Co ważne, aquaplaning wcale nie musi wynikać z dynamicznej jazdy. Zdarza się także wtedy, gdy spokojnie i prosto jedziecie swoim pasem. Z czego zatem wynika? Powód jest dość prosty - wody na jezdni jest na tyle dużo, że opony nie radzą sobie z jej odprowadzaniem. Pomiędzy powierzchnią bieżnika i asfaltem tworzy się zatem coś na kształt wodnej poduszki. A poduszka w połączeniu z prędkością sprawia, że samochód wpada w poślizg, a kierowca ma poważny problem.
Czemu aquaplaning jest tak niebezpieczny? Pomijając utratę kontroli nad pojazdem, na ogół pojawia się nagle i bez zapowiedzi. Jedziecie w deszczu i auto jest sterowne, po czym po sekundzie zaczyna kręcić się wokoło własnej osi. O ile w przypadku wolnej jazdy miejskiej skutki takiego stanu rzeczy można minimalizować, o tyle aquaplaning staje się ekstremalnie niebezpieczny w czasie poruszania się po autostradzie lub drodze szybkiego ruchu - czyli na szlakach, które niejako wymuszają dużą prędkość.
Pierwszym i podstawowym elementem unikania aquaplaningu są dobre opony.
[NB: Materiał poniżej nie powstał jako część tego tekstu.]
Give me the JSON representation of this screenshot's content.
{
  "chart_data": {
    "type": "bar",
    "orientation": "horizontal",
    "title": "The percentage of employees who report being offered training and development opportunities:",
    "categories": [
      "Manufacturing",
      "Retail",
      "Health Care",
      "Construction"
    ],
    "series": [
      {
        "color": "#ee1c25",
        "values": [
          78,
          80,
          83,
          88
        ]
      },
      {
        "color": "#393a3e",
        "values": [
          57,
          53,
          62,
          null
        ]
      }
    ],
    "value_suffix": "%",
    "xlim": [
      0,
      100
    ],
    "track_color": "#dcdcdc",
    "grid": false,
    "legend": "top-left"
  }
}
Zużyte ogumienie z płytkim bieżnikiem jest w stanie odprowadzić mniejszą ilość wody spod śladu, a to oznacza że będzie jedynie potęgować możliwość wystąpienia poślizgu wodnego. Po drugie w czasie intensywnych opadów lub wjeżdżając w głęboką kałużę należy zwolnić. Im niższa prędkość, tym później pojawi się poślizg i tym łatwiej wyprowadzić pojazd z aquaplaningu.